You can fill in form fields by clicking on them, then typing:

$elem->click();
$elem->sendKeys('[email protected]');

Conclusion

Today you learned how to perform web scraping with PHP. You went from the basic steps of picking the right tool to complex page interactions. In the meantime, you’ve also learned the importance of using a residential proxy to avoid getting blocked.

By the end of the day, you should be able to extract data from any site using PHP. In addition, you can pull this data to your own servers since PHP is widely used in web development. You can also spice this up by connecting your scraper to other PHP libraries, such as a WordPress site, using a plugin.

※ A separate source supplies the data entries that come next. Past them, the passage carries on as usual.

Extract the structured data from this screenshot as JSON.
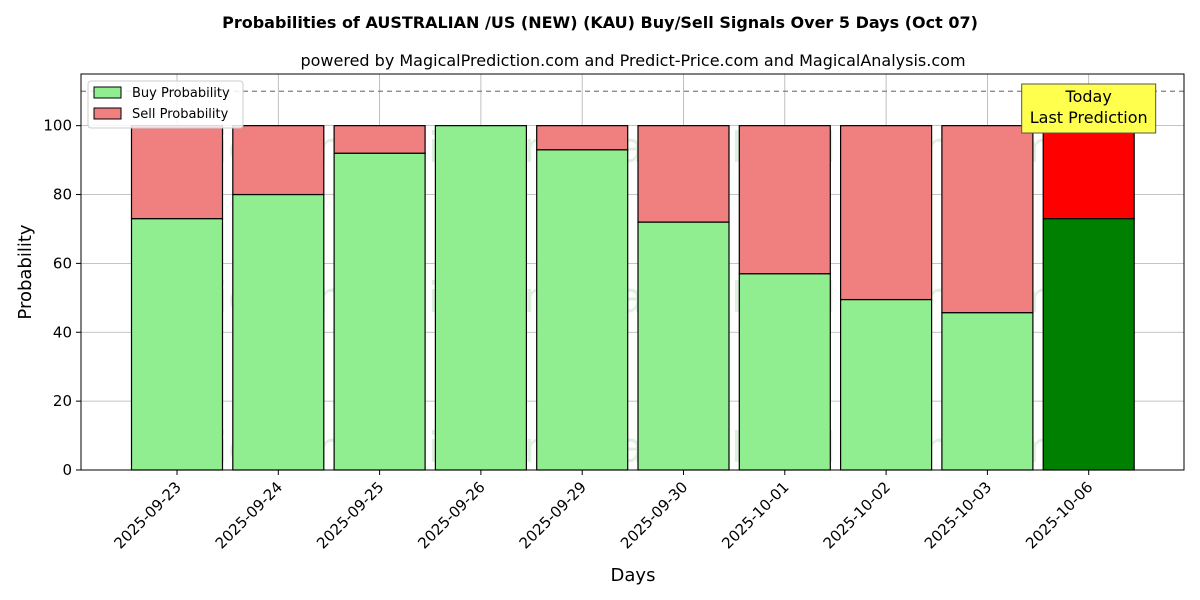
{
  "chart_data": {
    "type": "bar",
    "stacked": true,
    "title": "Probabilities of AUSTRALIAN /US (NEW) (KAU) Buy/Sell Signals Over 5 Days (Oct 07)",
    "subtitle": "powered by MagicalPrediction.com and Predict-Price.com and MagicalAnalysis.com",
    "xlabel": "Days",
    "ylabel": "Probability",
    "ylim": [
      0,
      115
    ],
    "yticks": [
      0,
      20,
      40,
      60,
      80,
      100
    ],
    "grid": true,
    "legend_position": "top-left",
    "reference_line": 110,
    "categories": [
      "2025-09-23",
      "2025-09-24",
      "2025-09-25",
      "2025-09-26",
      "2025-09-29",
      "2025-09-30",
      "2025-10-01",
      "2025-10-02",
      "2025-10-03",
      "2025-10-06"
    ],
    "series": [
      {
        "name": "Buy Probability",
        "color": "#90ee90",
        "highlight_color": "#008000",
        "values": [
          73,
          80,
          92,
          100,
          93,
          72,
          57,
          49.5,
          45.7,
          73
        ]
      },
      {
        "name": "Sell Probability",
        "color": "#f08080",
        "highlight_color": "#ff0000",
        "values": [
          27,
          20,
          8,
          0,
          7,
          28,
          43,
          50.5,
          54.3,
          27
        ]
      }
    ],
    "highlight_index": 9,
    "annotation": {
      "lines": [
        "Today",
        "Last Prediction"
      ],
      "box_color": "#ffff4d"
    },
    "watermarks": [
      "MagicalAnalysis.com",
      "MagicalPrediction.com"
    ]
  }
}
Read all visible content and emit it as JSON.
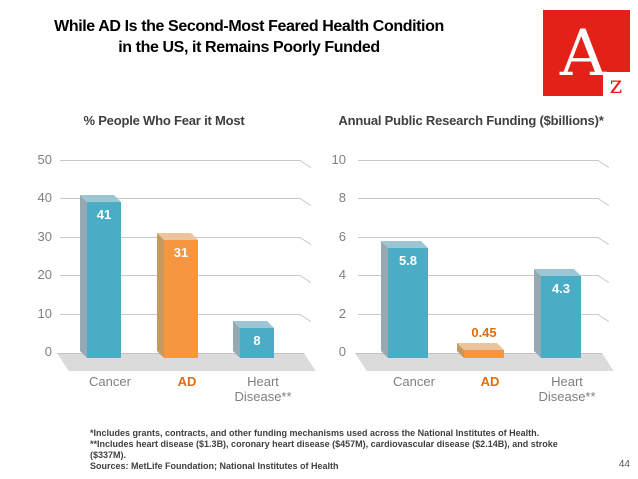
{
  "slide": {
    "title_line1": "While AD Is the Second-Most Feared Health Condition",
    "title_line2": "in the US, it Remains Poorly Funded",
    "page_number": "44",
    "logo": {
      "letter_a": "A",
      "letter_z": "z",
      "red": "#E32119"
    }
  },
  "chart_data": [
    {
      "type": "bar",
      "title": "% People Who Fear it Most",
      "categories": [
        "Cancer",
        "AD",
        "Heart Disease**"
      ],
      "values": [
        41,
        31,
        8
      ],
      "bar_labels": [
        "41",
        "31",
        "8"
      ],
      "label_pos": [
        "inside",
        "inside",
        "inside"
      ],
      "bar_colors": [
        "teal",
        "orange",
        "teal"
      ],
      "category_colors": [
        "#7F7F7F",
        "#E36C09",
        "#7F7F7F"
      ],
      "category_bold": [
        false,
        true,
        false
      ],
      "ylim": [
        0,
        50
      ],
      "yticks": [
        0,
        10,
        20,
        30,
        40,
        50
      ],
      "xlabel": "",
      "ylabel": "",
      "grid": true,
      "legend": "none",
      "style": "3d-column"
    },
    {
      "type": "bar",
      "title": "Annual Public Research Funding ($billions)*",
      "categories": [
        "Cancer",
        "AD",
        "Heart Disease**"
      ],
      "values": [
        5.8,
        0.45,
        4.3
      ],
      "bar_labels": [
        "5.8",
        "0.45",
        "4.3"
      ],
      "label_pos": [
        "inside",
        "above",
        "inside"
      ],
      "bar_colors": [
        "teal",
        "orange",
        "teal"
      ],
      "category_colors": [
        "#7F7F7F",
        "#E36C09",
        "#7F7F7F"
      ],
      "category_bold": [
        false,
        true,
        false
      ],
      "ylim": [
        0,
        10
      ],
      "yticks": [
        0,
        2,
        4,
        6,
        8,
        10
      ],
      "xlabel": "",
      "ylabel": "",
      "grid": true,
      "legend": "none",
      "style": "3d-column"
    }
  ],
  "footnotes": {
    "lines": [
      "*Includes grants, contracts, and other funding mechanisms used across the National Institutes of Health.",
      "**Includes heart disease ($1.3B), coronary heart disease ($457M), cardiovascular disease ($2.14B), and stroke",
      "($337M).",
      "Sources: MetLife Foundation; National Institutes of Health"
    ]
  },
  "colors": {
    "teal": {
      "front": "#4BACC6",
      "top": "#9DC6D4",
      "side": "#94A9B1"
    },
    "orange": {
      "front": "#F79641",
      "top": "#EBC49C",
      "side": "#C8995F"
    },
    "above_label": "#E36C09",
    "gridline": "#C9C9C9",
    "floor": "#DBDBDB"
  }
}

We hope you enjoyed it, and see you again next time!

FAQ
Fatal error: Uncaught HeadlessChromium\Exception\OperationTimedOut

Sometimes the Chromium app takes too long to load. If this happens whenever you execute your scraper, try increasing its time limit. You can do it on the browser call:

$browser = $browserFactory->createBrowser([

'startupTimeout' => 60 // time in seconds

]);

Fatal error: in vendor\chrome-php\chrome\src\Browser\BrowserProcess.php on browser process

This usually happens when the app isn’t installed or if you are using a different app name. You can fix this by providing the correct app name when you start up the browser factory:

$browserFactory = new BrowserFactory( chromeBinary: '/Applications/Google Chrome.app/Contents/MacOS/Google Chrome' );

Uncaught RuntimeException: Chrome process stopped before startup completed

This could be the same issue as above. Maybe the app name is wrong. Also, it’s worth checking if your current Chrome version is compatible with Chrome PHP. They claim to support Chrome 65+.

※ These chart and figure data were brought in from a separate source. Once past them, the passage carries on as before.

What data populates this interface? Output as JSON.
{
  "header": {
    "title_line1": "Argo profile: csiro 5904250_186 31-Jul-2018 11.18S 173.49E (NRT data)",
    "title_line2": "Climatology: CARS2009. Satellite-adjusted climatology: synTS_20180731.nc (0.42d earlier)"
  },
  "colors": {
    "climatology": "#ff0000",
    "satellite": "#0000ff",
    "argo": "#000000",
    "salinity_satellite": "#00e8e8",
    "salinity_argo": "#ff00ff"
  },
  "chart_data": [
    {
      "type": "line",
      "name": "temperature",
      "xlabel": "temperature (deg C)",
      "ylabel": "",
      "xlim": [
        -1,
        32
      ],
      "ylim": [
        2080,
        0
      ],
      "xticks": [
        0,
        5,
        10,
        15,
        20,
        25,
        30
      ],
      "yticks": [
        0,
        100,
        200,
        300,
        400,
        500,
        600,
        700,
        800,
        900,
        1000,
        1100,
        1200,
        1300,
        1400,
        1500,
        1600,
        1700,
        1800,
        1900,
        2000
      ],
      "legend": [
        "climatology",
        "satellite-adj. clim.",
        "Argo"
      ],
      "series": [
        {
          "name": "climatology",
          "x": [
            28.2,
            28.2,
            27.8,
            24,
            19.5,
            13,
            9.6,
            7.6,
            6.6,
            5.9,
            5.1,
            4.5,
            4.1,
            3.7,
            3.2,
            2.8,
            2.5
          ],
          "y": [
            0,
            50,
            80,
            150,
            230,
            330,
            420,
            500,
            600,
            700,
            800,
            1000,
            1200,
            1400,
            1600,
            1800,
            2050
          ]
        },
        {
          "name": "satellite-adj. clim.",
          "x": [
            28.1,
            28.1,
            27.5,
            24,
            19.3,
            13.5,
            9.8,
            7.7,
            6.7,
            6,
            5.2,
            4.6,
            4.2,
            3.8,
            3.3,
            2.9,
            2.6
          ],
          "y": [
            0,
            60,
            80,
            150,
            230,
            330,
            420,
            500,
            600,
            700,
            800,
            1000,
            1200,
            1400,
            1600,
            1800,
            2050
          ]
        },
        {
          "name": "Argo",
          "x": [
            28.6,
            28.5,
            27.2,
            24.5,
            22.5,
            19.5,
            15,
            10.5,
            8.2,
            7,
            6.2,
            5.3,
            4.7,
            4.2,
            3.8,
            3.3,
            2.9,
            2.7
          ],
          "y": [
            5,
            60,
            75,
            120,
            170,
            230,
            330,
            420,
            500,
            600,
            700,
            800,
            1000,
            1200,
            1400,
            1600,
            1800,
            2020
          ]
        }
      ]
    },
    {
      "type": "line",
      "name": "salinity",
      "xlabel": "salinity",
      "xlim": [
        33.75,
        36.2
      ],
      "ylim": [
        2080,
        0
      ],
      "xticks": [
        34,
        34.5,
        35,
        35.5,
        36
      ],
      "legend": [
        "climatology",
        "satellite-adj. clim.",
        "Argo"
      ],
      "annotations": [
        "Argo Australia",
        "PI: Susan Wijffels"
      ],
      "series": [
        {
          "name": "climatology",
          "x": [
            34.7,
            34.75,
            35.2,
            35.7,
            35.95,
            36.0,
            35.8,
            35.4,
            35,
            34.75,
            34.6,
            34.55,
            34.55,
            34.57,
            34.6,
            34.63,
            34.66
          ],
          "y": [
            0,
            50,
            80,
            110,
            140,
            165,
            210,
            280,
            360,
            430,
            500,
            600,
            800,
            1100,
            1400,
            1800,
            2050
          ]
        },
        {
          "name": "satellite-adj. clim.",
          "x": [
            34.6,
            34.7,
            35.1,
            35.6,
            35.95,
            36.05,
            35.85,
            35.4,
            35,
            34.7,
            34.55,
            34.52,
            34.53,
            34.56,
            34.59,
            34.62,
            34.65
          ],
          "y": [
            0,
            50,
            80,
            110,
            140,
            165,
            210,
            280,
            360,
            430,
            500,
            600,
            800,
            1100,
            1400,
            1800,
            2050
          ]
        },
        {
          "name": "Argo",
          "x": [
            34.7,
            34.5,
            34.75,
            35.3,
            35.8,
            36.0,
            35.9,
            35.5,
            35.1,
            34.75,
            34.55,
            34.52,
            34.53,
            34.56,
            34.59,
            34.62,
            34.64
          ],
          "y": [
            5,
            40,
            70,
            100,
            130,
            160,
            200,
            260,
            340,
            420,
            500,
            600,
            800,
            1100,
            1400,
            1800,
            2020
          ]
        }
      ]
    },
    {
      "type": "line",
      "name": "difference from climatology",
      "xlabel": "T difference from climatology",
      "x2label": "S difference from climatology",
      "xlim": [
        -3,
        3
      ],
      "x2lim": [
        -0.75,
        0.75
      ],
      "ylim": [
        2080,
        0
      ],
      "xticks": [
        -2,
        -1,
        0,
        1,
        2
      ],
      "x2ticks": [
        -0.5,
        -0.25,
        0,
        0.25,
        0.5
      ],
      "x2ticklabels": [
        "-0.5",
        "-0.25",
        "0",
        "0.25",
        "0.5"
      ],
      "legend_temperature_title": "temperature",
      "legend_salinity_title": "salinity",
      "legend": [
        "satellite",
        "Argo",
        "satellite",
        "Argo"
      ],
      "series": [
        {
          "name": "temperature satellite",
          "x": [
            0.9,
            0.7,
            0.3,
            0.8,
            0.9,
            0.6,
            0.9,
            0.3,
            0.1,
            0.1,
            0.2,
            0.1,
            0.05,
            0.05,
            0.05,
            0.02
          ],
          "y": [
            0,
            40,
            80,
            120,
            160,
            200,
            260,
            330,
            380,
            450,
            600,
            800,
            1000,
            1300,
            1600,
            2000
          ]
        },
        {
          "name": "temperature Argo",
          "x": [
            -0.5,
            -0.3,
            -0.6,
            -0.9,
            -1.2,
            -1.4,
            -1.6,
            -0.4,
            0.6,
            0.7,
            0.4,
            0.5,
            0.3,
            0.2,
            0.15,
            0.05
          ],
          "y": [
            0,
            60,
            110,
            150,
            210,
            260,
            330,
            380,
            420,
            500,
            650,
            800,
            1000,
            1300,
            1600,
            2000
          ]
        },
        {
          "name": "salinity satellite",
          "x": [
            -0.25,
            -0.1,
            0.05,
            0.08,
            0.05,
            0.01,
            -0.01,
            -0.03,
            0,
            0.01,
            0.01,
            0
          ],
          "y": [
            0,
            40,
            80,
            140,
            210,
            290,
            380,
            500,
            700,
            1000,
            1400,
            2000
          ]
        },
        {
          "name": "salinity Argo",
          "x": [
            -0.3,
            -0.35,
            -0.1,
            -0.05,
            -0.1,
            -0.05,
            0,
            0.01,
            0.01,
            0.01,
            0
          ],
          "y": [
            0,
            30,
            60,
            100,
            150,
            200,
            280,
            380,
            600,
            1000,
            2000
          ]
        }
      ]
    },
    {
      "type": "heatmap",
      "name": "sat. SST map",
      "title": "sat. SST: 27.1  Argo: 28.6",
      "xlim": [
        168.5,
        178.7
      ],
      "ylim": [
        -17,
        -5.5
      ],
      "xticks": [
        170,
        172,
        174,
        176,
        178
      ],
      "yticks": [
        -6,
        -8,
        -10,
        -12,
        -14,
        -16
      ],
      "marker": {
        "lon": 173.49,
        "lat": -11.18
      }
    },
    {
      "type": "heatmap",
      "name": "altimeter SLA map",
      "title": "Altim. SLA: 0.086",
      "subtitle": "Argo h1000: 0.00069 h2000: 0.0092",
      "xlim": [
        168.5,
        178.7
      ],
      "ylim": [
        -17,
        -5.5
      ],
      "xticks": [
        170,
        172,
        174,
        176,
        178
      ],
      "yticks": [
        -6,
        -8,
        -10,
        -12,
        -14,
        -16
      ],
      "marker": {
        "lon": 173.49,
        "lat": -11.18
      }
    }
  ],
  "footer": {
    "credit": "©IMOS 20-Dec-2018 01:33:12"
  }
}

Fatal Error HeadlessChromium\BrowserFactory not found

Don’t forget to include the ChromePHP files in your project. You can do it with this code line:

require_once 'vendor/autoload.php';

Wrong object type or Uncaught Error: Call to a member function getText() on null

If you see fatal errors or weird messages regarding the object types, check if the crawling process is working. And check if the selectors return valid elements. Sometimes there is empty data, which means that there’s something wrong when loading the pages or the elements.